Swell initiatives by all the Snowden distributors. Except most fall prey to PDF manipulation of tagging, implanting, tracking, by willful intent or by technical ignorance. It is virtually impossible to sanitize PDFs due to Adobe's inherent design to meticulously spy on use of its products as well as deluded user attempts to hide who, when, what, how by users from creation to modification to wiping to stego to signing to forging to stinging. Image or accessible-text or other PDF formats, locked, redacted, watermarked, et al. Well behind and below the metadata Adobe allows users and abusers to see, lurks Adobe's advanced persistent meta-meta to aim for NSA/Tor-multi-level obscurantism by which accessible meta is used to hide inaccessible. Below dark is darker, ever darkening as new tools are developed to pry farther into the less visible and off-oscilloscopic spectrum. DoD issued today a short directive on the Center for Countermeasures and Counter-Countermeasures (including cyberweapons like PDFs). Presume NSA, aided by Adobe, has tracked, will track, Snowden's material in all its iterations from the time he snatched it to the latest distributor, consumer and secret archiver in Oahu, Maryland, Hong Kong, Berlin, Rio, NYC, DC, online and off. PDFs (and DOCs) are more treacherous than log files, backdoors, 0-days, APTs, what have you due to their popularity. HTM and TXT are much safer. Courier fonts are safer than other fonts, especially those promoted by Adobe and others who use fonts to spy (all rationalized as protection of IP -- ie, comparable to natsec).
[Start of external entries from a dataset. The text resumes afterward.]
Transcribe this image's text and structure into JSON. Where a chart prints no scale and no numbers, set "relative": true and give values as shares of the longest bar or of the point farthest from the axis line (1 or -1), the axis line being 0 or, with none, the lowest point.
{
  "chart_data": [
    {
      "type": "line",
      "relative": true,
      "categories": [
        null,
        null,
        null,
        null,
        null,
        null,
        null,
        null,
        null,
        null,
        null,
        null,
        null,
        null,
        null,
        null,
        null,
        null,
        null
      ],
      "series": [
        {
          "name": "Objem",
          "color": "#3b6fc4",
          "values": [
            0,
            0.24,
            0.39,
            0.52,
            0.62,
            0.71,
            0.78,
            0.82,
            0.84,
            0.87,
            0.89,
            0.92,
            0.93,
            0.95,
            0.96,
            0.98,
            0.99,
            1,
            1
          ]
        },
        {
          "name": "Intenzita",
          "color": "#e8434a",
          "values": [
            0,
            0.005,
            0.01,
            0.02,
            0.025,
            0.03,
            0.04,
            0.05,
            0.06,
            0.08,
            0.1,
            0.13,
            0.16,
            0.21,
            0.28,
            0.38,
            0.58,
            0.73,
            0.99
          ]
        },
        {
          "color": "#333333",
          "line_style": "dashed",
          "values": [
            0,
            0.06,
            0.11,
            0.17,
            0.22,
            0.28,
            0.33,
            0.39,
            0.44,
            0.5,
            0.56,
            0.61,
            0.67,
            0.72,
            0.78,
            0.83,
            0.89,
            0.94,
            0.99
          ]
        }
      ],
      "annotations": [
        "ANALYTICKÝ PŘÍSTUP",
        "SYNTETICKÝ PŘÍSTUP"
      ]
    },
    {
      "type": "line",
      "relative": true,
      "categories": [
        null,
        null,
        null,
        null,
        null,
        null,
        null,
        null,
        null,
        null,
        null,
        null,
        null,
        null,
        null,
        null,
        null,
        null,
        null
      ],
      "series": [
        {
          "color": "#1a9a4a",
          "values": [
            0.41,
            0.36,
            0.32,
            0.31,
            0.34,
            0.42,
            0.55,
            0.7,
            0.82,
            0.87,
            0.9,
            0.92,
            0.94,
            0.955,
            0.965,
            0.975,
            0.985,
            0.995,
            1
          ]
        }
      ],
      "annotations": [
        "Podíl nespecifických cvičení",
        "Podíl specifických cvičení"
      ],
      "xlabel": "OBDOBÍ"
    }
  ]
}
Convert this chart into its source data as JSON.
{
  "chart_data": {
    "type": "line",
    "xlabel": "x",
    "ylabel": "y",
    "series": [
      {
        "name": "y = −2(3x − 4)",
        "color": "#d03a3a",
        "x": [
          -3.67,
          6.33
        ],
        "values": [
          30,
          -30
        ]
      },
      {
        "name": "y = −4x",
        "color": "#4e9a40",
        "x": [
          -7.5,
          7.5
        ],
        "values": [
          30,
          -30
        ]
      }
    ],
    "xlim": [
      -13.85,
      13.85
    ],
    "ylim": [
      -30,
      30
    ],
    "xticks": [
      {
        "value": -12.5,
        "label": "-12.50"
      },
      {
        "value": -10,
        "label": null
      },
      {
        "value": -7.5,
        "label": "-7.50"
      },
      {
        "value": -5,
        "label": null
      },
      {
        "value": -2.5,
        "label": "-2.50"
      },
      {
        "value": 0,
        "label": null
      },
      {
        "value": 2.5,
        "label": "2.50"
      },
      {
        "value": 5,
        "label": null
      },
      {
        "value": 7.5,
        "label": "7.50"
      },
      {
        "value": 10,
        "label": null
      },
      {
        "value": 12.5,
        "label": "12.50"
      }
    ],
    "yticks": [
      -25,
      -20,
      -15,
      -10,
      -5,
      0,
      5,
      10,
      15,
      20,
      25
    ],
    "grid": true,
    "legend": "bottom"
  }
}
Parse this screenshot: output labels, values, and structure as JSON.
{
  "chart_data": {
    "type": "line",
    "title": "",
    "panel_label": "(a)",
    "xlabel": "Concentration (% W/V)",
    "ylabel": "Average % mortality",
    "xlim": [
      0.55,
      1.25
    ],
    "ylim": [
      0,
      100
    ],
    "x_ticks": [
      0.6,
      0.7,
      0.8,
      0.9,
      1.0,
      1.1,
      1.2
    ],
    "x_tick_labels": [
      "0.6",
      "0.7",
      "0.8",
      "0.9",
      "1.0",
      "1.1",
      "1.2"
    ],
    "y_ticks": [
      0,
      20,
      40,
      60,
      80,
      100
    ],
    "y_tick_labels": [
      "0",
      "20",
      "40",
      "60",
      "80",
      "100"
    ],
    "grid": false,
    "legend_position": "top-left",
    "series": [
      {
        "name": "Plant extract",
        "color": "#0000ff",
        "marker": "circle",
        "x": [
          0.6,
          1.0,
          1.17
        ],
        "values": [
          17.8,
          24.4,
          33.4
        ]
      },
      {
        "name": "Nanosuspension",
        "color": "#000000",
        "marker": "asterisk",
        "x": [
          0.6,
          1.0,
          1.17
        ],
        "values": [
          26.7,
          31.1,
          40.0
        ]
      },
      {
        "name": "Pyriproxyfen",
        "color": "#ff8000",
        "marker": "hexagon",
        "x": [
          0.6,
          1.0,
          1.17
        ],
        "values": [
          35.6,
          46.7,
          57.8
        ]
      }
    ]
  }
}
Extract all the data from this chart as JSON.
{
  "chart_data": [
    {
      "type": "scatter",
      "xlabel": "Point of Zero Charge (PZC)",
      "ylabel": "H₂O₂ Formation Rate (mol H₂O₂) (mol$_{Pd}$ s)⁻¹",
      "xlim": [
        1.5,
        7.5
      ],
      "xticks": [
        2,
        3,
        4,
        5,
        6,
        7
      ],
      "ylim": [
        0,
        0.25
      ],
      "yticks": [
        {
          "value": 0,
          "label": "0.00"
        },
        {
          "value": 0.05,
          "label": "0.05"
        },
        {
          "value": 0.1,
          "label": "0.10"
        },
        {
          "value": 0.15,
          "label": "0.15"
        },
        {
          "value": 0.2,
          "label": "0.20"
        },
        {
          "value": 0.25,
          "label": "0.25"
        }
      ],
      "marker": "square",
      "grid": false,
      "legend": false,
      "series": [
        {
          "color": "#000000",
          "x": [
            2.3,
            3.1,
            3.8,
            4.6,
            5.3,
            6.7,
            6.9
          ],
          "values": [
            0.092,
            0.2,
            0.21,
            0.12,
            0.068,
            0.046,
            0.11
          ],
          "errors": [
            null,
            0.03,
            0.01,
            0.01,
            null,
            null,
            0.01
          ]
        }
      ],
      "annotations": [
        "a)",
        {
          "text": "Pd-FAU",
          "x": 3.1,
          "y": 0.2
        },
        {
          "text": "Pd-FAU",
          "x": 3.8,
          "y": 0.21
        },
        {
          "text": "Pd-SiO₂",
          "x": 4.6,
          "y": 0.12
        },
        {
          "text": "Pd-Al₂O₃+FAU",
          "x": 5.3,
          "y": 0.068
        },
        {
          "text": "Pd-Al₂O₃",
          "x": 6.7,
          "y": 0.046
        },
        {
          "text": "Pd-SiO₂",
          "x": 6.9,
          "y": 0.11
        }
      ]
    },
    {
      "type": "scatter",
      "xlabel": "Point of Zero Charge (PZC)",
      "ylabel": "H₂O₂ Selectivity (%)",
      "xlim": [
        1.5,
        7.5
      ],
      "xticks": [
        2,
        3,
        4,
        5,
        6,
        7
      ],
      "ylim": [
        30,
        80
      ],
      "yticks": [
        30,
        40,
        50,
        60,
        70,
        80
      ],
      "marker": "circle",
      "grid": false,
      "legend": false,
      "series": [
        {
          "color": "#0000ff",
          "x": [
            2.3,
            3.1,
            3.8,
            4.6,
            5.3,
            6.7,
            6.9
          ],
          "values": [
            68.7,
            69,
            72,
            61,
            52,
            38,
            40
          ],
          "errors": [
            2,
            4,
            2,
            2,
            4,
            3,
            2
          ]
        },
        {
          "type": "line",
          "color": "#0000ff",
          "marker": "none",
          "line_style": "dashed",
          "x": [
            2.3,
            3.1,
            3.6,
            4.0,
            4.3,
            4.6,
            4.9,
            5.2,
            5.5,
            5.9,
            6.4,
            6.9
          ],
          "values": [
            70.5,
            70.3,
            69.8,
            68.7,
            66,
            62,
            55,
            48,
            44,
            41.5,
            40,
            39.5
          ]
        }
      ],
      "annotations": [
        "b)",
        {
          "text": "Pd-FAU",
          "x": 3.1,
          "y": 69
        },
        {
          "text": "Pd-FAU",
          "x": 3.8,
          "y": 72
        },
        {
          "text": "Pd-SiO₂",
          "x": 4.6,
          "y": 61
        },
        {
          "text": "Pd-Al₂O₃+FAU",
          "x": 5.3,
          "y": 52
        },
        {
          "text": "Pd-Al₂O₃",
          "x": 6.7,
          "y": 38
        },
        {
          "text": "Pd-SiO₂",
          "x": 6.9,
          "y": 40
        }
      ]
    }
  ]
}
At 09:29 PM 1/30/2015, you wrote:
On 1/30/15, grarpamp <grarpamp@gmail.com> wrote:
https://www.nsa-observer.net/ https://github.com/nsa-observer/
fyi, coderman et al.
thanks, checking them out. one thing i don't see mentioned is how the OCR was performed. same as Reuters DocumentCloud service, or open source tool, or ?
next bigsun update will demonstrate this challenge better, as i am using a handful of techniques for text extraction, character recognition, and annotation, as well. in a sense, this is how the sausage making gets started...
(i will see if there is a convenient way i can feed back out again, like to nsa-observer, since bigsun is intended to be operated entirely within hidden services - no public services, especially not github or document cloud)
best regards,